Течение это имело свою программу и институциональную репрезентацию в лице Клуба Тфуркуф (Klubu Tfurcuf). Среди прочих, с ним были связаны: Рафал Земкевич, Томаш Колодзейчак, Конрад Т. Левандовский, Феликс В. Крес, Яцек Пекара. Среди них разве что только Земкевич имел бы действительно серьезные проблемы с причислением его к «развлекательной фантастике»: трудно найти у него текст, фабула которого не представляла бы собой лишь претекст для постановки вопросов куда более важных. И, несмотря на ожидания и на манифестации самих авторов, не все, и даже не большинство текстов, что писалось под этим девизом, представляли собой лишь пустые упражнения по литературной привлекательности в рамках конвенции.

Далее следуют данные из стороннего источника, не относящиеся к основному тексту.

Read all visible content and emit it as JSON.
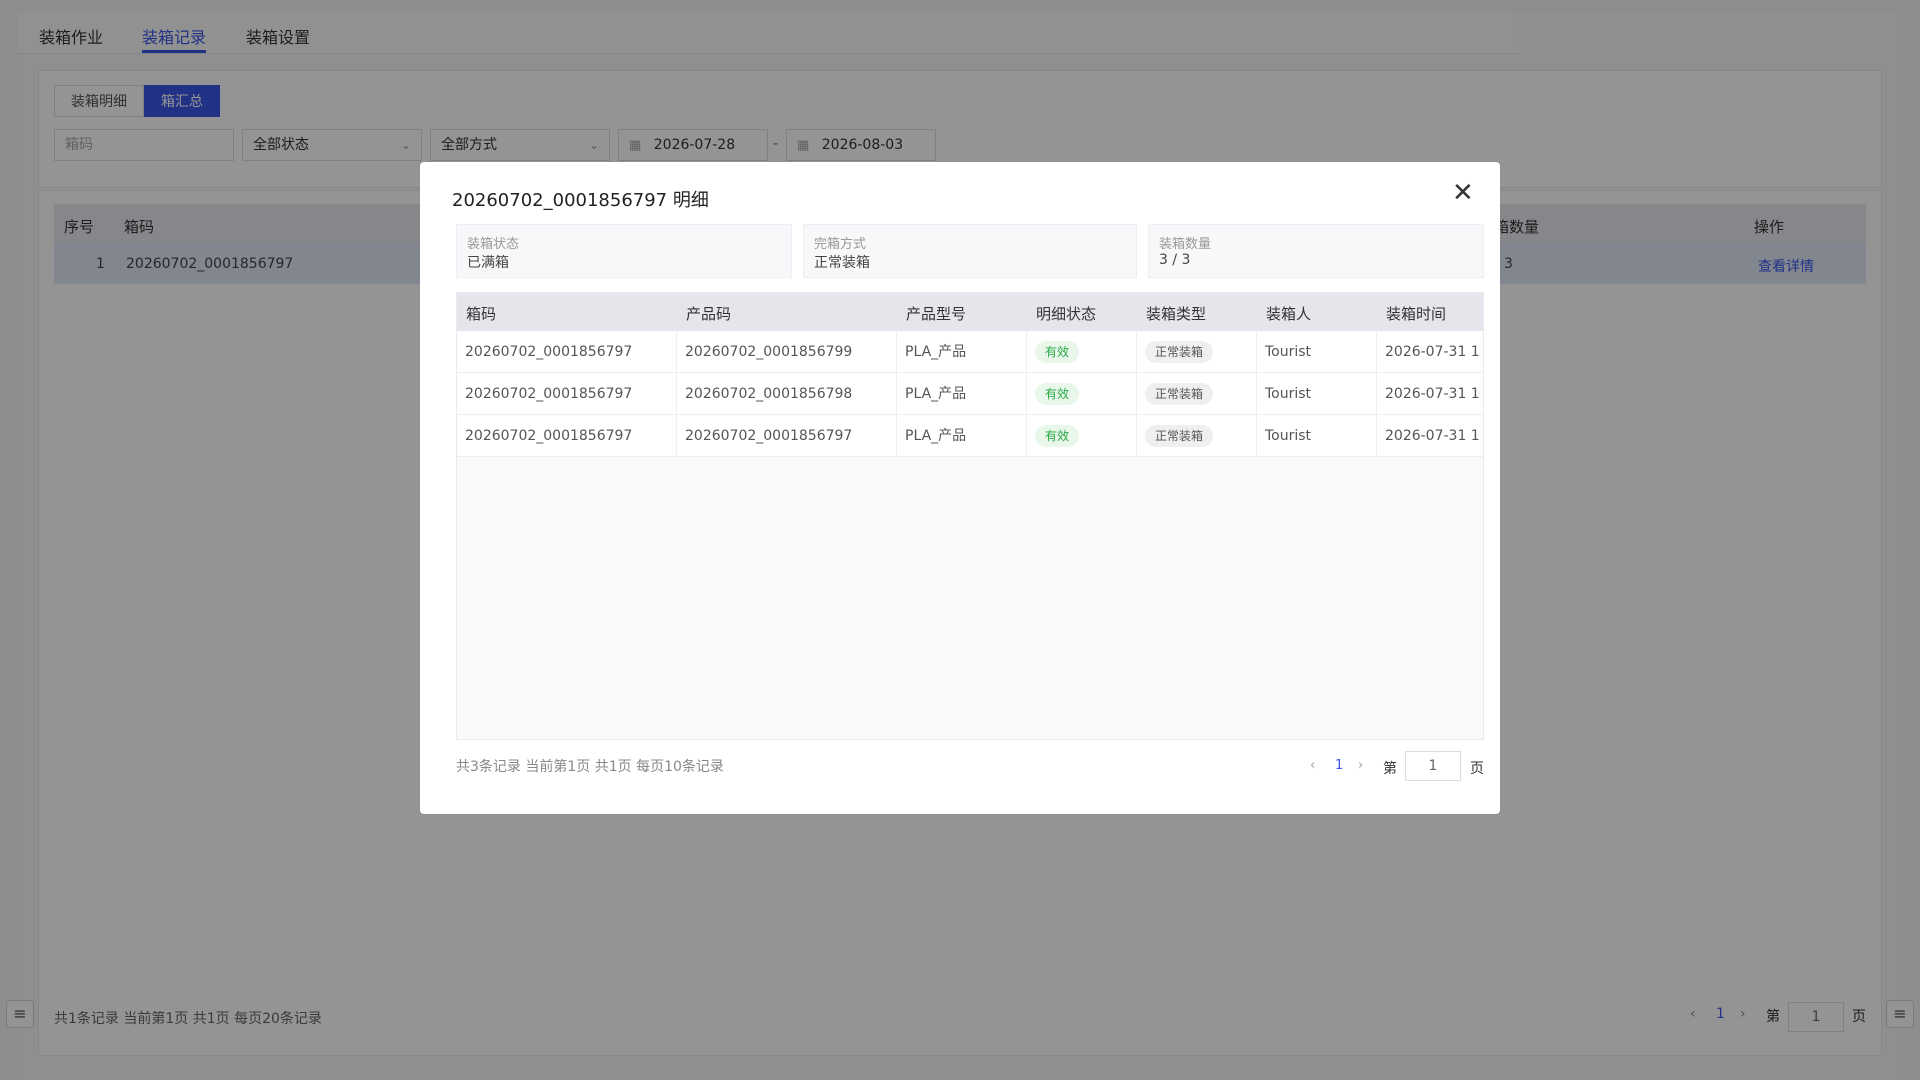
{
  "tabs": [
    {
      "label": "装箱作业"
    },
    {
      "label": "装箱记录"
    },
    {
      "label": "装箱设置"
    }
  ],
  "segments": [
    {
      "label": "装箱明细"
    },
    {
      "label": "箱汇总"
    }
  ],
  "filters": {
    "box_code_placeholder": "箱码",
    "status_value": "全部状态",
    "method_value": "全部方式",
    "date_start": "2026-07-28",
    "date_separator": "-",
    "date_end": "2026-08-03"
  },
  "list": {
    "headers": {
      "index": "序号",
      "box_code": "箱码",
      "qty": "箱数量",
      "action": "操作"
    },
    "row": {
      "index": "1",
      "box_code": "20260702_0001856797",
      "qty": "3",
      "action": "查看详情"
    },
    "footer": "共1条记录 当前第1页 共1页 每页20条记录",
    "pager": {
      "prev": "‹",
      "current": "1",
      "next": "›",
      "page_prefix": "第",
      "page_value": "1",
      "page_suffix": "页"
    }
  },
  "modal": {
    "title": "20260702_0001856797 明细",
    "info": [
      {
        "label": "装箱状态",
        "value": "已满箱"
      },
      {
        "label": "完箱方式",
        "value": "正常装箱"
      },
      {
        "label": "装箱数量",
        "value": "3 / 3"
      }
    ],
    "headers": [
      "箱码",
      "产品码",
      "产品型号",
      "明细状态",
      "装箱类型",
      "装箱人",
      "装箱时间"
    ],
    "rows": [
      {
        "box": "20260702_0001856797",
        "product": "20260702_0001856799",
        "model": "PLA_产品",
        "status": "有效",
        "type": "正常装箱",
        "user": "Tourist",
        "time": "2026-07-31 1"
      },
      {
        "box": "20260702_0001856797",
        "product": "20260702_0001856798",
        "model": "PLA_产品",
        "status": "有效",
        "type": "正常装箱",
        "user": "Tourist",
        "time": "2026-07-31 1"
      },
      {
        "box": "20260702_0001856797",
        "product": "20260702_0001856797",
        "model": "PLA_产品",
        "status": "有效",
        "type": "正常装箱",
        "user": "Tourist",
        "time": "2026-07-31 1"
      }
    ],
    "footer": "共3条记录 当前第1页 共1页 每页10条记录",
    "pager": {
      "prev": "‹",
      "current": "1",
      "next": "›",
      "page_prefix": "第",
      "page_value": "1",
      "page_suffix": "页"
    }
  },
  "colors": {
    "accent": "#3a55e6",
    "valid_tag": "#2aa745"
  }
}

Хорошим примером здесь является творчество Томаша Колодзейчака, который, никогда не оставляя формулу космической оперы (эпических приключений в космосе в далеком будущем), постепенно насыщал ее более глубоким содержанием.

Независимо от Клуба Тфургуф существовала (вернее – и продолжает существовать; о Клубе также не стоит говорить в прошедшем времени) сильная троица, состоящая из вроцлавских писателей, работающих с такой фантастикой: Эвгениуш Дебски, Анджей Земяньский, Анджей Джевиньский. Особенно первый из них известен немалым числом произведений: уже его цикл о приключениях детектива Овена Йейтса содержит порядка семи томов. Самостоятельным лидером этого тренда некоторые полагают Яцека Савашкевича. Эти авторы уже были ближе к развлекательной фантастике в собственном смысле слова – такие произведения, как «Убийцы сатаны» даже не пробовали претендовать на что-то более серьезное, чем простой комикс в прозе. Хотя в писательском умении (особенно в случае Савашкевича) отказать им невозможно.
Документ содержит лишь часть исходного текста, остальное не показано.